Sir William spent the remaining days of his life in trying, by addresses to the people in different parts of the country, to quicken their sense of the necessity for industry, sobriety, and a more serious view of existence. They did not seem to like it, and he was apparently only beating the air. I remember one particularly strong appeal he made in Meath at a huge open-air meeting. I thought to myself that such warnings, given in his vivid and friendly Irish style, touched with humour to leaven the severity, would have impressed his hearers. The applause disappointed me. Well, he did his best to the very last for the country and the people he loved. He had vainly longed all his life for Home Rule within the Empire. Was this, then, all that was wanting?
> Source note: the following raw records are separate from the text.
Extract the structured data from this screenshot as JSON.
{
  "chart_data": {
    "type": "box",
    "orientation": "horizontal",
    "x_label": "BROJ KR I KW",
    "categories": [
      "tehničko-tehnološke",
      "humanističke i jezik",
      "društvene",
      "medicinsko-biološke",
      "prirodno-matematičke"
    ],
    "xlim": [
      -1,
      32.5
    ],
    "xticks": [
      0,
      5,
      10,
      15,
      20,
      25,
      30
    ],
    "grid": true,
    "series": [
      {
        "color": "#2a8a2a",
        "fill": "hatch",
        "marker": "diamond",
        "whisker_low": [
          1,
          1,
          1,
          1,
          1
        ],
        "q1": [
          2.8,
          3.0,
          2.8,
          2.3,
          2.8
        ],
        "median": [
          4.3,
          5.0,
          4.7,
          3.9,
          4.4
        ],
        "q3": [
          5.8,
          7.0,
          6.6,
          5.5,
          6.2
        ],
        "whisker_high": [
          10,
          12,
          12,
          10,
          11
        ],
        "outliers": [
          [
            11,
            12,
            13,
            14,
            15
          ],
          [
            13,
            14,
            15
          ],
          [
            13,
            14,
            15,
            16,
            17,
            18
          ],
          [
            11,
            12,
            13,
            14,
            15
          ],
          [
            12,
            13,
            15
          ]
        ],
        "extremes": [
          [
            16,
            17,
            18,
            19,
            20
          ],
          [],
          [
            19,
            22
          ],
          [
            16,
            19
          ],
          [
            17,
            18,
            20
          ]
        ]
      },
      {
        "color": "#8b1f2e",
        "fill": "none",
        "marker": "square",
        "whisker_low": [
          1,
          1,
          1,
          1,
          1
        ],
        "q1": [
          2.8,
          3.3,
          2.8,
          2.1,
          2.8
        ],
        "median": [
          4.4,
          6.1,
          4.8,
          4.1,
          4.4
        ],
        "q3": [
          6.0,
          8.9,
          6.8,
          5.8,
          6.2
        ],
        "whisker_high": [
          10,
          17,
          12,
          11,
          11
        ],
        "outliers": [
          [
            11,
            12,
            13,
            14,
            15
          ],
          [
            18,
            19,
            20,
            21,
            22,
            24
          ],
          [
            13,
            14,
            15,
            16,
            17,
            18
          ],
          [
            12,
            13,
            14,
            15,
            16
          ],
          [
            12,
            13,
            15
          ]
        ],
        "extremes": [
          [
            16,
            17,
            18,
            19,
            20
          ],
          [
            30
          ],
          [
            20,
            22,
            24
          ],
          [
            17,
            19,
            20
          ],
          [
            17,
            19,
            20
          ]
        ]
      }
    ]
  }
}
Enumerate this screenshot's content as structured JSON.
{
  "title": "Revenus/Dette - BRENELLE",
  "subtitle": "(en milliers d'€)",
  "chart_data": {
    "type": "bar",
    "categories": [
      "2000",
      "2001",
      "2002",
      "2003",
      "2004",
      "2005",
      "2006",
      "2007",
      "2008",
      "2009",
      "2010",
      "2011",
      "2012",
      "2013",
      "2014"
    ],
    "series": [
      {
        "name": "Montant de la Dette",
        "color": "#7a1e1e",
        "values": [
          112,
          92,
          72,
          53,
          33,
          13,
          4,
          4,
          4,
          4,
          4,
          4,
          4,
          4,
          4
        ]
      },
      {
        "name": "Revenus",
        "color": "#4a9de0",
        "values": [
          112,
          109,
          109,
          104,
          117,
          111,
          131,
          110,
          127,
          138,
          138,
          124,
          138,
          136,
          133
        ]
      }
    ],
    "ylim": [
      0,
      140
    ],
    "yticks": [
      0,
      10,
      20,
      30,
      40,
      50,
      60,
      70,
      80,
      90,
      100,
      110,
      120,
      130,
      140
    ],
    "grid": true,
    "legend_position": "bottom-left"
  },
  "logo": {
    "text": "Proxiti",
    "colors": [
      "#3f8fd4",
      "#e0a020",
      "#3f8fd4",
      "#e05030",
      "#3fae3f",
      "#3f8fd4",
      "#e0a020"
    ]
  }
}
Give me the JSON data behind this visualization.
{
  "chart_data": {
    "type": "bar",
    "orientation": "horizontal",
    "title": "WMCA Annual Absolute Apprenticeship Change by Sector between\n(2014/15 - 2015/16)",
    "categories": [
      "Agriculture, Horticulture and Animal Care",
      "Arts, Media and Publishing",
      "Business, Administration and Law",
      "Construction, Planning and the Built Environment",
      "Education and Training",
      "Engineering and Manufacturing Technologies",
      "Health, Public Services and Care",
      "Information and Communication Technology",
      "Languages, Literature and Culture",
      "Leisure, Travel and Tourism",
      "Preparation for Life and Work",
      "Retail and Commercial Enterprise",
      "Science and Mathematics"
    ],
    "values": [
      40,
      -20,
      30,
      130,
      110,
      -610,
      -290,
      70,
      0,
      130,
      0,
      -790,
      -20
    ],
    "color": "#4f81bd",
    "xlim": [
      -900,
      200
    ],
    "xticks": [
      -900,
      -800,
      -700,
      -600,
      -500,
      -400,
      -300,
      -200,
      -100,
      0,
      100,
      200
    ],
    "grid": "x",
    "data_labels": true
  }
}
I recall in this connection an episode which was eloquent of the hearty appreciation of his worth, quite irrespective of politics. At a banquet given in Dublin to welcome Lord and Lady Granard, after their marriage, he was called upon to respond for “the Guests.” For fully one minute the cheers were so persistent when he rose that he had to wait before his opening words could be heard. The company were nearly all Unionists.

After all the misunderstandings connected with Sir William’s association with the Boer War and its antecedents had been righted at last, these words of a distinguished general at Headquarters were spoken: “Butler stands a head and shoulders above us all.”

The year 1910 is one which in our family remains for ever sacred. My dear mother died on March 13th.

On June 7th a very brave soldier, who feared none but God, was called to his reward. Here my Diary stops for nearly a year.16

14To die during the World War. – E. B., 1921.
15Our second son.
16My daughter, Lady Gormanston, who completed and edited her father’s autobiography, has recorded in the After-word the circumstances of his passing.